Wyatt has been asking me to make a kendama for a long time. It’s a fun, cup & ball kind of skill game from Japan. I’ve tried it out on several occasions while in a Japantown store and never had much success getting the ball to land correctly in a cup. It is truly a toy that requires practice. There are YouTube videos of experts at the kendama that show off amazing tricks.
Like a kendama, a lathe requires a lot of practice and experience to build enough skills to really become a great turner. There is a reason why woodturners are in a category of woodworking all their own: it takes more devotion to a single tool than other woodworking and building tasks.
If you are interested in learning more about working on a lathe, two of my favorite woodturners with crazy skills are Frank Howarth and Carl Jacobson. I love watching their videos and their mastery of the craft.

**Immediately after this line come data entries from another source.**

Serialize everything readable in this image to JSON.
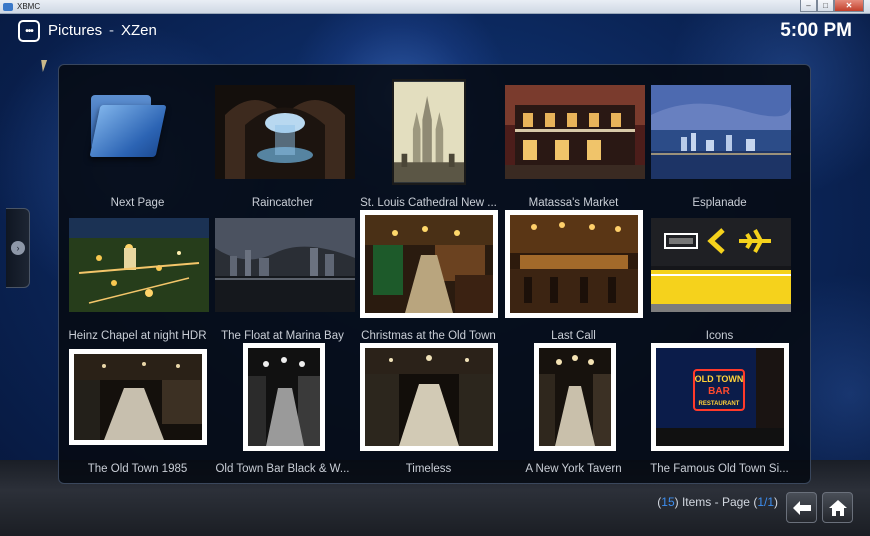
{
  "window": {
    "title": "XBMC",
    "buttons": {
      "minimize": "–",
      "maximize": "□",
      "close": "✕"
    }
  },
  "header": {
    "icon": "pictures-menu-icon",
    "title": "Pictures",
    "separator": "-",
    "subtitle": "XZen",
    "clock": "5:00 PM"
  },
  "colors": {
    "accent": "#3d8ef0",
    "panel": "#060a12",
    "background": "#0b2558"
  },
  "items": [
    {
      "label": "Next Page",
      "type": "folder"
    },
    {
      "label": "Raincatcher"
    },
    {
      "label": "St. Louis Cathedral New ..."
    },
    {
      "label": "Matassa's Market"
    },
    {
      "label": "Esplanade"
    },
    {
      "label": "Heinz Chapel at night HDR"
    },
    {
      "label": "The Float at Marina Bay"
    },
    {
      "label": "Christmas at the Old Town"
    },
    {
      "label": "Last Call"
    },
    {
      "label": "Icons"
    },
    {
      "label": "The Old Town 1985"
    },
    {
      "label": "Old Town Bar Black & W..."
    },
    {
      "label": "Timeless"
    },
    {
      "label": "A New York Tavern"
    },
    {
      "label": "The Famous Old Town Si..."
    }
  ],
  "sign": {
    "line1": "OLD TOWN",
    "line2": "BAR",
    "line3": "RESTAURANT"
  },
  "footer": {
    "open_paren": "(",
    "count": "15",
    "items_text": ") Items - Page (",
    "page": "1/1",
    "close_paren": ")",
    "back_icon": "back-arrow-icon",
    "home_icon": "home-icon"
  }
}
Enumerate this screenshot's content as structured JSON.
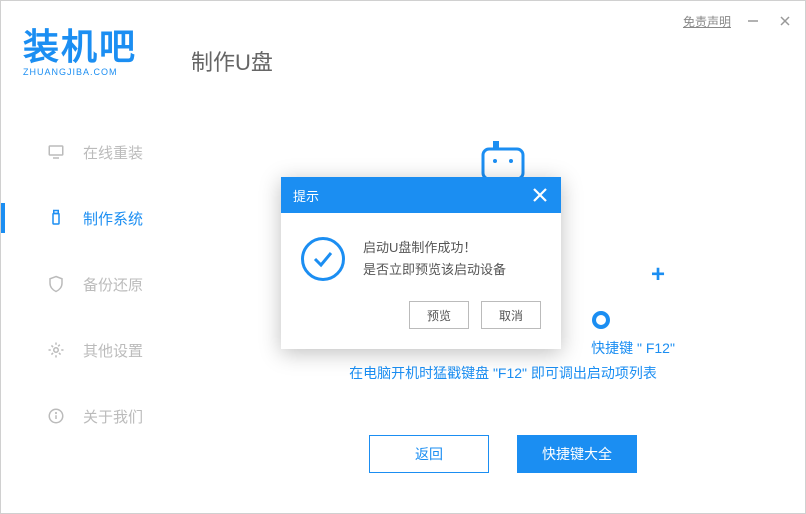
{
  "titlebar": {
    "disclaimer": "免责声明"
  },
  "logo": {
    "text": "装机吧",
    "sub": "ZHUANGJIBA.COM"
  },
  "page_title": "制作U盘",
  "sidebar": {
    "items": [
      {
        "label": "在线重装"
      },
      {
        "label": "制作系统"
      },
      {
        "label": "备份还原"
      },
      {
        "label": "其他设置"
      },
      {
        "label": "关于我们"
      }
    ],
    "active_index": 1
  },
  "hint": {
    "line1": "快捷键 \" F12\"",
    "line2": "在电脑开机时猛戳键盘 \"F12\" 即可调出启动项列表"
  },
  "buttons": {
    "back": "返回",
    "shortcuts": "快捷键大全"
  },
  "dialog": {
    "title": "提示",
    "message_line1": "启动U盘制作成功！",
    "message_line2": "是否立即预览该启动设备",
    "preview": "预览",
    "cancel": "取消"
  }
}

I preface all this because this project was a partial failure. Partial because the kendama didn’t really turn out the way it should have. I don’t even think an expert would be able to use it. On the other hand, my real goal this week was to challenge myself with something completely out of my wheelhouse, which I did. I learned a lot in my attempts and think I could get closer to turning a working kendama if I were to try again.
Turning a sphere on the other hand…now that is a crazy challenge!
My strategy was to draw a center line and curve over each half of the cylinder until the width was the same at the diameter. In theory, this makes sense. I made two attempts and both balls came out looksing more like eggs!
The ball has a large hole that will drop into the spike end of the kendama. This goes about halfway through the ball and a smaller hole connects through the opposite side. This holds the string.
The other two pieces of the kendama are easier to turn, but need to meet exact sizes for the ball to fit into the cups or onto the spike correctly. Mine were a little wonky.
This hole joints the two pieces together.
And a smaller hole goes through the whole assembly for attaching the string.
The beetle-kill pine looks great spray lacquered though. So there’s that.